Roth, 67, said he’s not surprised by the lack of competition. “I’m a very hard-working supervisor,” he said. “And I think if you do your job, you can expect to have nobody challenge you.”
But politically, the 4th District seat is also one of the safest for an incumbent in Orange County.
Part of the reason is that almost the entire area is already incorporated, which means that most people give the blame or credit on local issues to city council members. The supervisor’s activities are much more invisible to the electorate than most politicians, and incumbents usually continue in office.
It is also a significant help that the city councils are responsible for the controversial and emotional land-use questions, such as development. Many elected officials dread land-use issues because, with such high stakes, voting with either side can create enemies.
“I have not had one land-use issue in my district,” Roth said. “My cities and mayors are taking the heat, (and) I’m not in that buzz saw.”
Still, Roth’s complete lack of opposition is significant because he has suffered some key political defeats in the board room.
Since Roth became supervisor in 1987, the county has voted on three major jail construction projects either inside or immediately adjacent to Roth’s 4th District. They are the 6,000-bed maximum security jail in Gypsum Canyon near Anaheim Hills; the doubling in size of a branch jail in Orange, and plans for another jail near Anaheim Stadium.
Roth does not seem to have been blamed for those hardships by his constituents, however. In fact, he has gained political strength by being an outspoken opponent of the jail plans.
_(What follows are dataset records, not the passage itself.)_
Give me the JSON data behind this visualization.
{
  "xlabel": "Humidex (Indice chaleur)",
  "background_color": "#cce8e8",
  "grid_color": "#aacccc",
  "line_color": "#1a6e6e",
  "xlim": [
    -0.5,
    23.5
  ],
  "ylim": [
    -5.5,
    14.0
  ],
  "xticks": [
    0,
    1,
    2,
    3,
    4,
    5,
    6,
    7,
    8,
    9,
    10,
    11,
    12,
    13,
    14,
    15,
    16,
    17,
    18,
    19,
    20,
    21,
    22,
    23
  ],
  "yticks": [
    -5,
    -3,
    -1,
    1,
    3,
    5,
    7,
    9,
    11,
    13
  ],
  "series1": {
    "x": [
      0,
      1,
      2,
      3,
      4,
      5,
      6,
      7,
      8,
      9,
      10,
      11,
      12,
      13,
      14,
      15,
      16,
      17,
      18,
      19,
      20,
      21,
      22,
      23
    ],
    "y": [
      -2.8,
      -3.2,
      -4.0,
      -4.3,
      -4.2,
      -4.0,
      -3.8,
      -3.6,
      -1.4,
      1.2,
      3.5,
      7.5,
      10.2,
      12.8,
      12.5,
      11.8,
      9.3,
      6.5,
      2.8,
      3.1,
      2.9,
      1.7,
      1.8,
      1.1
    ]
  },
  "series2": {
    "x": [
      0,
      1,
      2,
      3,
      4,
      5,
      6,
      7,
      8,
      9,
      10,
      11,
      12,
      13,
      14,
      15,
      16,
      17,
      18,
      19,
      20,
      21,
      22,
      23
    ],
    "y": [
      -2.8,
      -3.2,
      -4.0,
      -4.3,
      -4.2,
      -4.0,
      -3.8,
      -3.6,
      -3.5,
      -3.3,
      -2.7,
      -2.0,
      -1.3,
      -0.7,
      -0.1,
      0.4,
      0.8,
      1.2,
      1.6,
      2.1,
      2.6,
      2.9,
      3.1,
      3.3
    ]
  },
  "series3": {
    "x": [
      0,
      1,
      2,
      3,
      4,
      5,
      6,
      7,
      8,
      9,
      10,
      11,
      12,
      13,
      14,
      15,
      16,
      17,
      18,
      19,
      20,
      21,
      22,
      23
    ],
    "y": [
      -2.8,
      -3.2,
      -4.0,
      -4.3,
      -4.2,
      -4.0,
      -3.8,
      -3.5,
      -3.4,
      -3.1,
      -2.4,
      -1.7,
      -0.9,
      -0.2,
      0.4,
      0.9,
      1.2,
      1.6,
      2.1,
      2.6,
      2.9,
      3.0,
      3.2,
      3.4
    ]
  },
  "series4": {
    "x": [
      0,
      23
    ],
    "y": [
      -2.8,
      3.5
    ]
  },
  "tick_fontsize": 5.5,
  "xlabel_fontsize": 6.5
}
Roth’s first major vote on the board in July, 1987, was to oppose the Gypsum Canyon jail. And when it passed 3 to 2, Roth appeared at a jam-packed gymnasium to kick off a grass-roots campaign to defeat the jail.
Last summer, that organization showed its political maturity by submitting 112,000 signatures to qualify a measure for the ballot that is aimed at killing the Gypsum Canyon jail plans.
That measure will probably be on the same ballot as Roth’s contest in June, 1990, which could be another boost for his campaign. The jail is an emotional, quality-of-life issue that could draw a crowd of Roth supporters to the polls in Anaheim.
Also, next year it will be Roth’s turn to take over as chairman of the Board of Supervisors. It’s a ceremonial position that rotates among the supervisors every year. But it is certain to give his office a slightly higher profile in the election season.
“It’s not going to be very easy for someone to challenge me,” Roth said. “I think we’ll be in very good shape.”